Des regrets, Pierre Longuet n’en a pas. Mourir, maintenant il le peut, mais pas tout de suite, même s’il en a joué. Son enterrement polémique, beaucoup s’en souviennent, lui, il l’explique sans vouloir se justifier. La vie est une rigolade sérieuse : « Ce jour-là, mes amis et moi avons simplement voulu expliquer la vie et la mort … Aujourd’hui, on le referait, mais en mieux. C’était tout sauf une mascarade. Les vraies mascarades sont ailleurs. Regardez bien autour de vous ».
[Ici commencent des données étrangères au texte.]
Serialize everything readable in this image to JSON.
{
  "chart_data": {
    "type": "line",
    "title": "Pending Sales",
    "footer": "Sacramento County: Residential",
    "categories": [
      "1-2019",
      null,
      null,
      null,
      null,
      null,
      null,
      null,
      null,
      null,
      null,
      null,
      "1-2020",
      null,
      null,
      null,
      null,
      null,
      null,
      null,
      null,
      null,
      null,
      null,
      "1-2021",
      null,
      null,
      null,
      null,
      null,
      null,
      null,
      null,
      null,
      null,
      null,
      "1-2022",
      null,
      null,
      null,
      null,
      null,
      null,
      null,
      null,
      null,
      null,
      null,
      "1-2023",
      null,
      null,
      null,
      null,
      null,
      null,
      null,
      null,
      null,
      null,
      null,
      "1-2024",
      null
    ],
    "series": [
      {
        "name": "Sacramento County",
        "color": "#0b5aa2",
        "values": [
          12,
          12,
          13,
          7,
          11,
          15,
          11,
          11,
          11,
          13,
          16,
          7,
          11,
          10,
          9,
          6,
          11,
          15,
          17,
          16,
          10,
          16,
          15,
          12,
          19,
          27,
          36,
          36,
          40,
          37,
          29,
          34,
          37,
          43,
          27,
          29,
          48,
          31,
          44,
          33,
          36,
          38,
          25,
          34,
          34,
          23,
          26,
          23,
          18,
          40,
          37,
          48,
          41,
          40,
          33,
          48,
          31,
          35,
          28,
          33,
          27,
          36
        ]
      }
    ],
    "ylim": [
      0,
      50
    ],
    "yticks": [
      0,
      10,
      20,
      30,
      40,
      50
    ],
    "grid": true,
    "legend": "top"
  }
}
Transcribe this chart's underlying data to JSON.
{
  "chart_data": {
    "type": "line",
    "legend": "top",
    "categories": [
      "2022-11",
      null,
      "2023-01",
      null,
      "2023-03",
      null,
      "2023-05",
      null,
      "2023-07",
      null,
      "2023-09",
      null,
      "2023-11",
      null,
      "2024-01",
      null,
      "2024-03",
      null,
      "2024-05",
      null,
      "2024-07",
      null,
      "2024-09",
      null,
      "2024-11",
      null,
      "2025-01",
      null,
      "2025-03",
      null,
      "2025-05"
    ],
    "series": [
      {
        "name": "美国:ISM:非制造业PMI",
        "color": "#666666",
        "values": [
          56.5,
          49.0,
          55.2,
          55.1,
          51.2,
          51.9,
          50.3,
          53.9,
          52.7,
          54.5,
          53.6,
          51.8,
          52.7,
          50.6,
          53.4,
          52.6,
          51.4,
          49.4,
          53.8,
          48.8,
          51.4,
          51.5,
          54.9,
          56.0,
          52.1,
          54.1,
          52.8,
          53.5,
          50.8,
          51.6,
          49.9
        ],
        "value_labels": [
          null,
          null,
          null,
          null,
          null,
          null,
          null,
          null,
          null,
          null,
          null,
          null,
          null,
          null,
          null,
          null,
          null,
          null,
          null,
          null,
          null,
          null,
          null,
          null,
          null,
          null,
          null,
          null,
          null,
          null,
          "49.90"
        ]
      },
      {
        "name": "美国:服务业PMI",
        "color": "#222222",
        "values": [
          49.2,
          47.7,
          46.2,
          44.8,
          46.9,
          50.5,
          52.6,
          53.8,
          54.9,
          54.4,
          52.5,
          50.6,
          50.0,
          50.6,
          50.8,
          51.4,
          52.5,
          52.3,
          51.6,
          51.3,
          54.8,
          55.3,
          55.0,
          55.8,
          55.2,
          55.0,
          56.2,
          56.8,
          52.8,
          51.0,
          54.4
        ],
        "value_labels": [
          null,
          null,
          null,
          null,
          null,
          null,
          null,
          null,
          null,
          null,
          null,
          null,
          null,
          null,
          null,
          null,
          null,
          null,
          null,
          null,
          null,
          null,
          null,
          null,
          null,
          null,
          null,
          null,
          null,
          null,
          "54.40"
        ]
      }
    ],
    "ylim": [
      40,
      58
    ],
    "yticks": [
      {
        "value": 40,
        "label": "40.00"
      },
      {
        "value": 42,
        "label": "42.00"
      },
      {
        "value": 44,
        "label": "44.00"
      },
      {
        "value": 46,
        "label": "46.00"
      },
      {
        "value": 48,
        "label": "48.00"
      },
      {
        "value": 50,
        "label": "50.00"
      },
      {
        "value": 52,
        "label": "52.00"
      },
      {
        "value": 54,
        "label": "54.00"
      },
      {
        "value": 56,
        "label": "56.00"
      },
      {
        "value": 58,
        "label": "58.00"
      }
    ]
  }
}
Il ne le montre pas, mais le monde associatif, celui vraiment tourné vers les autres, est un sujet profond pour lui. Révolté, il l’a été plus d’une fois, ne serait-ce qu’à certaines occasions pour lesquelles la couleur des futurs tramways primait, dans les préoccupations municipales, sur pour qui, comment et à quel prix ce nouveau mode de transport.
Partir en bonne santé
Autant dire que la maladie lui gâcherait ce dernier rendez-vous avec l’inéluctable. Mais bon, il n’est pas le seul à souhaiter cette issue médicalement confortable. Il ira heureux retrouver le caveau familial, comme il est heureux aujourd’hui. Peut-être n’a-t-il pas terminé son œuvre ? « J’aurais pu écrire mes mémoires … Mais, finalement non … On ne dit rien et c’est mieux ainsi … Je ne vais quand même pas faire ma sortie comme un chanteur de charme ».
Silence, je m’en vais … Pierre Longuet souligne cependant : « Dans mon testament, il est précisé que je refuse une seule personne à mon enterrement. Je ne dirai pas de qui il s’agit. Lui, il le sait». Sans plus de commentaire. Et avec cet œil pétillant qu’on lui connaît bien, il rajoute : « Je dis cela sans aucun stress. Je n’ai jamais été stressé. Depuis tout jeune, je suis dans cet état d’esprit, c’est ma chance et en plus j’ai eu une vie exceptionnelle ».
Bravade ? Non, vérité : Pierre Longuet appartient à cette humanité assumée : la mort n’est pas un sujet de peur … Et donc, il peut vivre encore longtemps. Le quartier du Boulingrin lui vaudra bien une place ou une rue, un petit coin de paradis à son nom. Mais, évidemment, le ciel peut attendre…
Le moment est venu que l’une des rues de ce Boulingrin pour lequel il s’est passionné porte son nom.